New research about the effect of Bisephenol A (BPA) on humans finds a link between BPA and the developing central nervous systems of human embryos.  BPA, a chemical used in the lining of some food and drink packaging and non-food related products, is already linked, though not conclusively, to behavioural issues, endocrine and reproductive disorders, obesity, cancer and immune system disorders, and this new study from Duke University Medical Centre claims to have uncovered the process by which BPA effects developing brains of babies.  However, other scientists disagree, saying the science is flawed.

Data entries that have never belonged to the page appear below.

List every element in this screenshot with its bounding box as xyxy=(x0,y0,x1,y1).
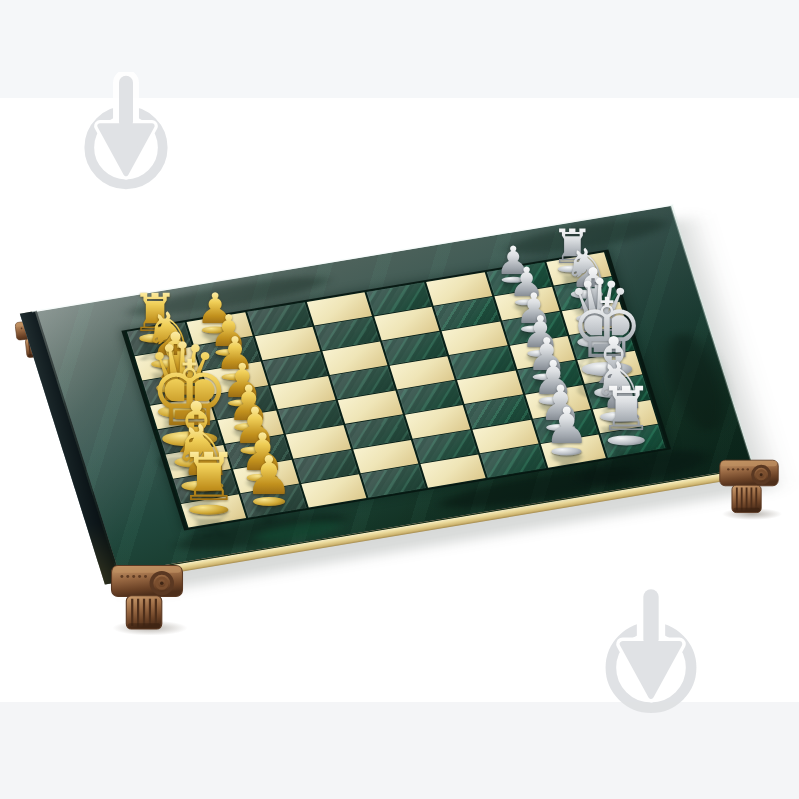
rook-glyph: ♜ xyxy=(599,383,653,439)
board-edge-highlight xyxy=(670,205,756,469)
pawn-glyph: ♟ xyxy=(545,404,590,450)
store-logo-watermark xyxy=(72,72,180,197)
bronze-foot-right xyxy=(718,459,780,515)
store-logo-watermark xyxy=(592,585,710,722)
gold-rook-h1[interactable]: ♜♜ xyxy=(179,447,238,515)
pawn-glyph: ♟ xyxy=(245,451,293,500)
silver-pawn-h7[interactable]: ♟♟ xyxy=(545,404,590,456)
gold-pawn-h2[interactable]: ♟♟ xyxy=(245,451,293,506)
board-side-edge xyxy=(20,311,122,585)
silver-rook-h8[interactable]: ♜♜ xyxy=(599,383,653,446)
bronze-foot-near xyxy=(108,564,186,632)
rook-glyph: ♜ xyxy=(179,447,238,508)
product-photo-scene: ♜♜♞♞♝♝♛♛♚♚♝♝♞♞♜♜♟♟♟♟♟♟♟♟♟♟♟♟♟♟♟♟♟♟♟♟♟♟♟♟… xyxy=(0,0,799,799)
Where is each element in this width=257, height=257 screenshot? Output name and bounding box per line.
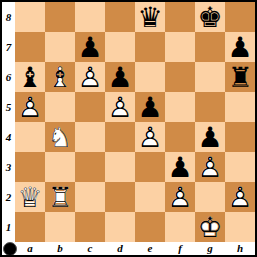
white-bishop-icon: ♝♗ [45, 62, 75, 92]
white-rook-icon: ♜♖ [45, 182, 75, 212]
black-pawn-icon: ♟ [195, 122, 225, 152]
square-d8[interactable] [105, 2, 135, 32]
square-f2[interactable]: ♟♙ [165, 182, 195, 212]
square-c6[interactable]: ♟♙ [75, 62, 105, 92]
square-b7[interactable] [45, 32, 75, 62]
square-g1[interactable]: ♚♔ [195, 212, 225, 242]
black-pawn-icon: ♟ [75, 32, 105, 62]
square-d1[interactable] [105, 212, 135, 242]
square-g5[interactable] [195, 92, 225, 122]
rank-label-7: 7 [2, 32, 15, 62]
file-label-g: g [195, 242, 225, 255]
rank-label-4: 4 [2, 122, 15, 152]
square-h8[interactable] [225, 2, 255, 32]
square-d6[interactable]: ♟ [105, 62, 135, 92]
black-pawn-icon: ♟ [225, 32, 255, 62]
chess-board-diagram: 87654321 ♛♚♟♟♝♝♗♟♙♟♜♟♙♟♙♟♞♘♟♙♟♟♟♙♛♕♜♖♟♙♟… [0, 0, 257, 257]
black-rook-icon: ♜ [225, 62, 255, 92]
black-bishop-icon: ♝ [15, 62, 45, 92]
black-pawn-icon: ♟ [105, 62, 135, 92]
rank-label-3: 3 [2, 152, 15, 182]
file-label-h: h [225, 242, 255, 255]
square-e8[interactable]: ♛ [135, 2, 165, 32]
square-h7[interactable]: ♟ [225, 32, 255, 62]
square-g3[interactable]: ♟♙ [195, 152, 225, 182]
file-labels: abcdefgh [15, 242, 255, 255]
side-to-move-indicator [3, 242, 17, 256]
square-d5[interactable]: ♟♙ [105, 92, 135, 122]
black-pawn-icon: ♟ [135, 92, 165, 122]
square-h3[interactable] [225, 152, 255, 182]
square-d7[interactable] [105, 32, 135, 62]
rank-label-8: 8 [2, 2, 15, 32]
square-g2[interactable] [195, 182, 225, 212]
square-f1[interactable] [165, 212, 195, 242]
black-king-icon: ♚ [195, 2, 225, 32]
file-label-d: d [105, 242, 135, 255]
square-e5[interactable]: ♟ [135, 92, 165, 122]
rank-labels: 87654321 [2, 2, 15, 242]
square-c5[interactable] [75, 92, 105, 122]
square-h4[interactable] [225, 122, 255, 152]
square-e4[interactable]: ♟♙ [135, 122, 165, 152]
square-f7[interactable] [165, 32, 195, 62]
square-f3[interactable]: ♟ [165, 152, 195, 182]
white-pawn-icon: ♟♙ [105, 92, 135, 122]
square-a5[interactable]: ♟♙ [15, 92, 45, 122]
black-pawn-icon: ♟ [165, 152, 195, 182]
square-e3[interactable] [135, 152, 165, 182]
square-b8[interactable] [45, 2, 75, 32]
file-label-b: b [45, 242, 75, 255]
file-label-c: c [75, 242, 105, 255]
square-b3[interactable] [45, 152, 75, 182]
white-pawn-icon: ♟♙ [225, 182, 255, 212]
square-g7[interactable] [195, 32, 225, 62]
square-c7[interactable]: ♟ [75, 32, 105, 62]
white-pawn-icon: ♟♙ [135, 122, 165, 152]
square-h6[interactable]: ♜ [225, 62, 255, 92]
white-knight-icon: ♞♘ [45, 122, 75, 152]
square-a7[interactable] [15, 32, 45, 62]
square-b6[interactable]: ♝♗ [45, 62, 75, 92]
square-h2[interactable]: ♟♙ [225, 182, 255, 212]
square-b5[interactable] [45, 92, 75, 122]
rank-label-5: 5 [2, 92, 15, 122]
white-pawn-icon: ♟♙ [75, 62, 105, 92]
square-b4[interactable]: ♞♘ [45, 122, 75, 152]
square-c3[interactable] [75, 152, 105, 182]
square-f8[interactable] [165, 2, 195, 32]
white-pawn-icon: ♟♙ [165, 182, 195, 212]
square-g6[interactable] [195, 62, 225, 92]
square-g8[interactable]: ♚ [195, 2, 225, 32]
square-c2[interactable] [75, 182, 105, 212]
white-pawn-icon: ♟♙ [195, 152, 225, 182]
square-e7[interactable] [135, 32, 165, 62]
rank-label-6: 6 [2, 62, 15, 92]
white-pawn-icon: ♟♙ [15, 92, 45, 122]
square-a4[interactable] [15, 122, 45, 152]
white-queen-icon: ♛♕ [15, 182, 45, 212]
file-label-f: f [165, 242, 195, 255]
square-d2[interactable] [105, 182, 135, 212]
square-f4[interactable] [165, 122, 195, 152]
square-h5[interactable] [225, 92, 255, 122]
rank-label-1: 1 [2, 212, 15, 242]
square-b2[interactable]: ♜♖ [45, 182, 75, 212]
rank-label-2: 2 [2, 182, 15, 212]
square-a3[interactable] [15, 152, 45, 182]
black-queen-icon: ♛ [135, 2, 165, 32]
square-a1[interactable] [15, 212, 45, 242]
square-b1[interactable] [45, 212, 75, 242]
square-h1[interactable] [225, 212, 255, 242]
square-f6[interactable] [165, 62, 195, 92]
square-e1[interactable] [135, 212, 165, 242]
square-a6[interactable]: ♝ [15, 62, 45, 92]
square-g4[interactable]: ♟ [195, 122, 225, 152]
square-c8[interactable] [75, 2, 105, 32]
square-a2[interactable]: ♛♕ [15, 182, 45, 212]
square-c4[interactable] [75, 122, 105, 152]
square-a8[interactable] [15, 2, 45, 32]
chess-board: ♛♚♟♟♝♝♗♟♙♟♜♟♙♟♙♟♞♘♟♙♟♟♟♙♛♕♜♖♟♙♟♙♚♔ [15, 2, 255, 242]
square-d4[interactable] [105, 122, 135, 152]
square-d3[interactable] [105, 152, 135, 182]
file-label-a: a [15, 242, 45, 255]
square-e2[interactable] [135, 182, 165, 212]
square-c1[interactable] [75, 212, 105, 242]
square-e6[interactable] [135, 62, 165, 92]
white-king-icon: ♚♔ [195, 212, 225, 242]
square-f5[interactable] [165, 92, 195, 122]
file-label-e: e [135, 242, 165, 255]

The researchers extracted rodent and human nerve cells, and treated them with exposure to BPA to learn how the chemical affects genes that are needed for the developing central nervous system.  They found that while both male and female neurons were affected by BPA, female neurons were more susceptible to the chemical's toxicity.  Following their findings, the researchers raise the question of whether BPA could contribute to sex-specific neurodevelopmental disorders such as Rett syndrome, a severe autism spectrum disorder that is only found in girls.

In an interview with Sarah Dingle from ABC News, Professor Andrew Bartholomeus, Adjunct Professor of Toxicology and Pharmacy at University of Canberra, described the study as “interesting” but having “fairly low relevance” to determining the risk of BPA to humans, because “our cells are not exposed to BPA in the form that was used in the study.”  Professor Bartholomeus makes the point that in humans, BPA consumed in food or drink is metabolised before it enters the bloodstream, whereas in the experiment, cells were taken out of the body and bathed in a solution which had BPA in it.

On their website, Food Standards Australia and New Zealand (FSANZ) acknowledge consumer concerns about BPA exposure, but note “the overwhelming weight of scientific opinion is that there is no health or safety issue at the levels people are exposed to.” (Last updated April 2012). While Canada, the European Union and some States in the US have banned BPA (due to consumer pressure, not risk assessment conclusions, points out FSANZ), the Australian Government has introduced a voluntary phase out of BPA use in polycarbonate baby bottles.

If BPA exposure is of concern to parents, food containers and baby bottles without BPA are available to buy in Australia.

FSANZ offers consumers a Fact Sheet and a Full Report on their activities in relation to BPA.